Sorrentino logra grandes méritos, es su guion refinado el que logra hacer de Jep
Gambardella el cliché encarnado del poeta, literato, filósofo e intelectual que vive en la
contemplación del mundo, siempre a la distancia. Roma y la clase alta sirve maliciosamente
de escenario. Ahí Gambardella, busca las fiestas no por diversión sino por esquivar el viaje
hacia la muerte, son su refugio. La vista al Coliseo desde su apartamento le reitera
constantemente la fragilidad del humano, ha gastado gran parte de su vida desatándose de
la ordinario aún cuando sabe que toda obra emprendida será siempre la piedra de Sísifo, un
viaje absurdo consumido por el tiempo, por la historia. En ese anfiteatro que se yergue a
pedazos frente a su casa, murieron miles de personas intentando sobrevivir y han sido
borradas por la vida. Roma sigue ahí a pesar de los hombres que la forjaron… de él.
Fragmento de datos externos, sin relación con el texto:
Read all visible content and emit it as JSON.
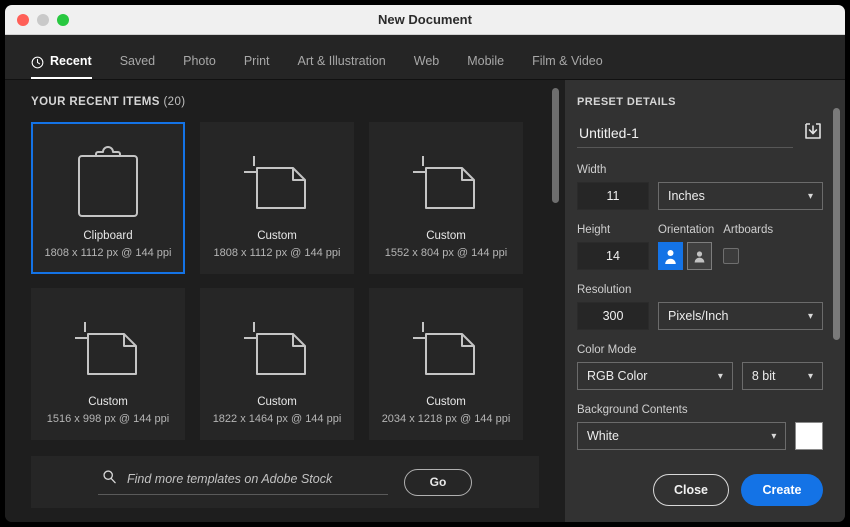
{
  "window": {
    "title": "New Document",
    "traffic_lights": [
      "close-red",
      "minimize-gray",
      "maximize-green"
    ]
  },
  "tabs": [
    {
      "label": "Recent",
      "icon": "clock-icon",
      "active": true
    },
    {
      "label": "Saved",
      "active": false
    },
    {
      "label": "Photo",
      "active": false
    },
    {
      "label": "Print",
      "active": false
    },
    {
      "label": "Art & Illustration",
      "active": false
    },
    {
      "label": "Web",
      "active": false
    },
    {
      "label": "Mobile",
      "active": false
    },
    {
      "label": "Film & Video",
      "active": false
    }
  ],
  "recent": {
    "heading": "YOUR RECENT ITEMS",
    "count": "(20)",
    "items": [
      {
        "name": "Clipboard",
        "dims": "1808 x 1112 px @ 144 ppi",
        "icon": "clipboard-icon",
        "selected": true
      },
      {
        "name": "Custom",
        "dims": "1808 x 1112 px @ 144 ppi",
        "icon": "document-icon",
        "selected": false
      },
      {
        "name": "Custom",
        "dims": "1552 x 804 px @ 144 ppi",
        "icon": "document-icon",
        "selected": false
      },
      {
        "name": "Custom",
        "dims": "1516 x 998 px @ 144 ppi",
        "icon": "document-icon",
        "selected": false
      },
      {
        "name": "Custom",
        "dims": "1822 x 1464 px @ 144 ppi",
        "icon": "document-icon",
        "selected": false
      },
      {
        "name": "Custom",
        "dims": "2034 x 1218 px @ 144 ppi",
        "icon": "document-icon",
        "selected": false
      }
    ]
  },
  "stock": {
    "placeholder": "Find more templates on Adobe Stock",
    "value": "",
    "go_label": "Go",
    "search_icon": "search-icon"
  },
  "preset": {
    "heading": "PRESET DETAILS",
    "name_value": "Untitled-1",
    "save_icon": "save-preset-icon",
    "width_label": "Width",
    "width_value": "11",
    "width_unit": "Inches",
    "height_label": "Height",
    "height_value": "14",
    "orientation_label": "Orientation",
    "orientation_selected": "portrait",
    "artboards_label": "Artboards",
    "artboards_checked": false,
    "resolution_label": "Resolution",
    "resolution_value": "300",
    "resolution_unit": "Pixels/Inch",
    "color_mode_label": "Color Mode",
    "color_mode_value": "RGB Color",
    "bit_depth_value": "8 bit",
    "background_label": "Background Contents",
    "background_value": "White",
    "background_swatch": "#ffffff"
  },
  "footer": {
    "close_label": "Close",
    "create_label": "Create"
  },
  "colors": {
    "accent": "#1473e6",
    "left_panel_bg": "#1e1e1e",
    "right_panel_bg": "#323232",
    "titlebar_bg": "#f0f0f0"
  }
}
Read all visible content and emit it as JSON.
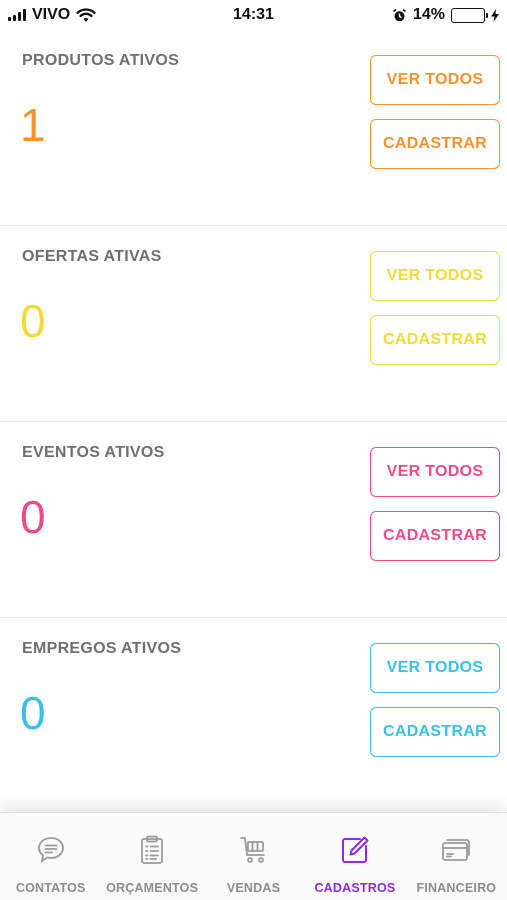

La grande belleza, es circularmente una gran película. Belleza visual, narrativa y


poética. Lírica vanguardista, armonía, disrupción, barroco. Una obra que refleja de manera
fiel el surrealismo de la vida. Sorrentino mantiene los pies en la tierra, le importa las raíces,
no le interesa el más allá. Es un pragmático, por eso ha agradecido el premio de la
Academia incluso a Maradona. La grande belleza, sin duda, es presa de uno de los guiones
más soberbios, inteligentes y poéticos de los últimos años. Cine italiano de molde clásico
con ingredientes modernos. Un buen sabor de boca.